Currently, the effect of the vertical resolution on the brightness temperature (BT) has not been examined in depth. The uncertainty of the freezing level (FL) retrieved using two different satellites' data is large. Various radiative transfer (RT) codes yield different BTs in strong scattering conditions. The purposes of this research were: 1) to understand the uncertainty of the BT contributed by the vertical resolution numerically and analytically; 2) to reduce the uncertainty of the FL retrieval using new thermodynamic observations; and 3) to investigate the characteristics of four different RT codes. Firstly, a plane-parallel RT Model (RTM) of n layers in light rainfall was used for the analytical and computational derivation of the vertical resolution effect on the BT. Secondly, a new temperature profile based on observations was absorbed in the Texas A&M University (TAMU) algorithm. The Precipitation Radar (PR) and Tropical Rainfall Measuring Mission (TRMM) Microwave Imager (TMI) data were utilized for the improved FL retrieval.
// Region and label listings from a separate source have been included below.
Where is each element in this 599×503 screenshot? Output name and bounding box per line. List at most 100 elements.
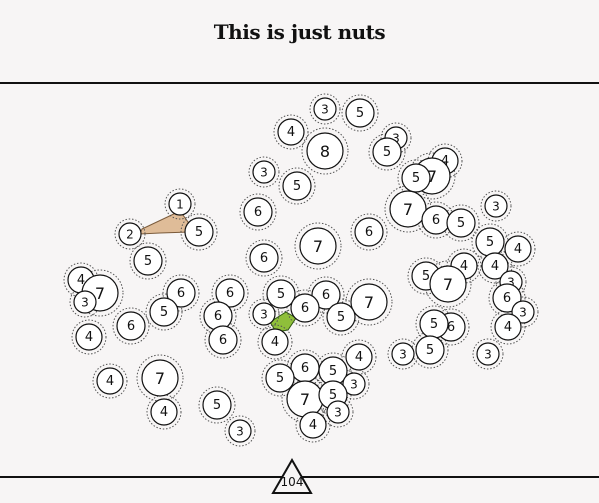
number-node[interactable]: 3: [253, 161, 275, 183]
number-node[interactable]: 3: [327, 401, 349, 423]
number-node[interactable]: 4: [278, 119, 304, 145]
number-node[interactable]: 5: [402, 164, 430, 192]
node-value: 6: [214, 309, 222, 324]
number-node[interactable]: 4: [97, 368, 123, 394]
node-value: 5: [195, 225, 203, 240]
number-node[interactable]: 3: [477, 343, 499, 365]
node-value: 5: [329, 364, 337, 379]
number-node[interactable]: 5: [476, 228, 504, 256]
number-node[interactable]: 1: [169, 193, 191, 215]
number-node[interactable]: 4: [505, 236, 531, 262]
node-value: 3: [399, 348, 407, 362]
node-value: 5: [412, 171, 420, 186]
number-node[interactable]: 5: [185, 218, 213, 246]
node-value: 4: [271, 335, 279, 350]
node-value: 1: [176, 198, 184, 212]
node-value: 6: [254, 205, 262, 220]
node-value: 2: [126, 228, 134, 242]
node-value: 7: [403, 200, 413, 219]
number-node[interactable]: 7: [142, 360, 178, 396]
number-node[interactable]: 4: [262, 329, 288, 355]
number-node[interactable]: 5: [420, 310, 448, 338]
node-value: 6: [432, 213, 440, 228]
move-counter: 104: [273, 460, 311, 493]
node-value: 3: [260, 166, 268, 180]
node-value: 5: [383, 145, 391, 160]
number-node[interactable]: 7: [287, 381, 323, 417]
number-node[interactable]: 5: [266, 364, 294, 392]
number-node[interactable]: 6: [355, 218, 383, 246]
number-node[interactable]: 5: [134, 247, 162, 275]
node-value: 5: [426, 343, 434, 358]
number-node[interactable]: 3: [229, 420, 251, 442]
node-value: 3: [519, 306, 527, 320]
number-node[interactable]: 5: [327, 303, 355, 331]
node-value: 5: [422, 269, 430, 284]
node-value: 5: [276, 371, 284, 386]
number-node[interactable]: 6: [422, 206, 450, 234]
number-node[interactable]: 4: [346, 344, 372, 370]
node-value: 5: [430, 317, 438, 332]
number-node[interactable]: 6: [117, 312, 145, 340]
node-value: 7: [443, 275, 453, 294]
number-node[interactable]: 5: [346, 99, 374, 127]
number-node[interactable]: 4: [76, 324, 102, 350]
node-value: 4: [355, 350, 363, 365]
node-value: 3: [492, 200, 500, 214]
move-counter-value: 104: [281, 475, 304, 489]
node-value: 7: [364, 293, 374, 312]
node-value: 4: [160, 405, 168, 420]
node-value: 6: [219, 333, 227, 348]
number-node[interactable]: 5: [416, 336, 444, 364]
node-value: 4: [287, 125, 295, 140]
node-layer: 3 548354753531 76 562 5 67 5 465 4 45 7 34736 6 5 6 7 66…: [64, 94, 538, 446]
number-node[interactable]: 4: [495, 314, 521, 340]
node-value: 5: [457, 216, 465, 231]
number-node[interactable]: 7: [390, 191, 426, 227]
number-node[interactable]: 6: [204, 302, 232, 330]
node-value: 3: [321, 103, 329, 117]
node-value: 6: [177, 286, 185, 301]
node-value: 3: [350, 378, 358, 392]
node-value: 5: [277, 287, 285, 302]
number-node[interactable]: 3: [314, 98, 336, 120]
number-node[interactable]: 7: [351, 284, 387, 320]
number-node[interactable]: 7: [300, 228, 336, 264]
number-node[interactable]: 5: [203, 391, 231, 419]
node-value: 3: [81, 296, 89, 310]
number-node[interactable]: 6: [291, 354, 319, 382]
number-node[interactable]: 5: [447, 209, 475, 237]
number-node[interactable]: 4: [300, 412, 326, 438]
node-value: 5: [144, 254, 152, 269]
node-value: 7: [155, 369, 165, 388]
number-node[interactable]: 6: [244, 198, 272, 226]
node-value: 3: [260, 308, 268, 322]
node-value: 7: [300, 390, 310, 409]
node-value: 4: [85, 330, 93, 345]
number-node[interactable]: 2: [119, 223, 141, 245]
node-value: 4: [504, 320, 512, 335]
number-node[interactable]: 4: [151, 399, 177, 425]
node-value: 7: [313, 237, 323, 256]
number-node[interactable]: 3: [74, 291, 96, 313]
number-node[interactable]: 6: [250, 244, 278, 272]
node-value: 6: [365, 225, 373, 240]
node-value: 3: [484, 348, 492, 362]
number-node[interactable]: 7: [430, 266, 466, 302]
node-value: 5: [486, 235, 494, 250]
number-node[interactable]: 5: [283, 172, 311, 200]
number-node[interactable]: 5: [373, 138, 401, 166]
number-node[interactable]: 3: [485, 195, 507, 217]
node-value: 8: [320, 142, 330, 161]
number-node[interactable]: 6: [209, 326, 237, 354]
number-node[interactable]: 5: [150, 298, 178, 326]
node-value: 3: [236, 425, 244, 439]
number-node[interactable]: 5: [267, 280, 295, 308]
number-node[interactable]: 8: [307, 133, 343, 169]
number-node[interactable]: 3: [253, 303, 275, 325]
node-value: 4: [309, 418, 317, 433]
number-node[interactable]: 6: [291, 294, 319, 322]
number-node[interactable]: 3: [392, 343, 414, 365]
node-value: 6: [260, 251, 268, 266]
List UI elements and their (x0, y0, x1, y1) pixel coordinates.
Thirdly, the TAMU, Eddington approximation (EDD), Discrete Ordinate, and backward Monte Carlo codes were compared under various view angles, rain rates, FLs, frequencies, and surface properties. The uncertainty of the BT decreased as the number of layers increased. The uncertainty was due to the optical thickness rather than due to relative humidity, pressure distribution, water vapor, and temperature profile. The mean TMI FL showed a good agreement with mean bright band height. A new temperature profile reduced the uncertainty of the TMI FL by about 10%. The differences of the BTs among the four different RT codes were within 1 K at the current sensor view angle over the entire dynamic rain rate range of 10-37 GHz. The differences between the TAMU and EDD solutions were less than 0.5 K for the specular surface. In conclusion, this research suggested the vertical resolution should be considered as a parameter in the forward model. A new temperature profile improved the TMI FL in the tropics, but the uncertainty still exists with low FL. Generally, the four RT codes agreed with each other, except at nadir, near limb or in heavy rainfall. The TAMU and the EDD codes had better agreement than other RT codes.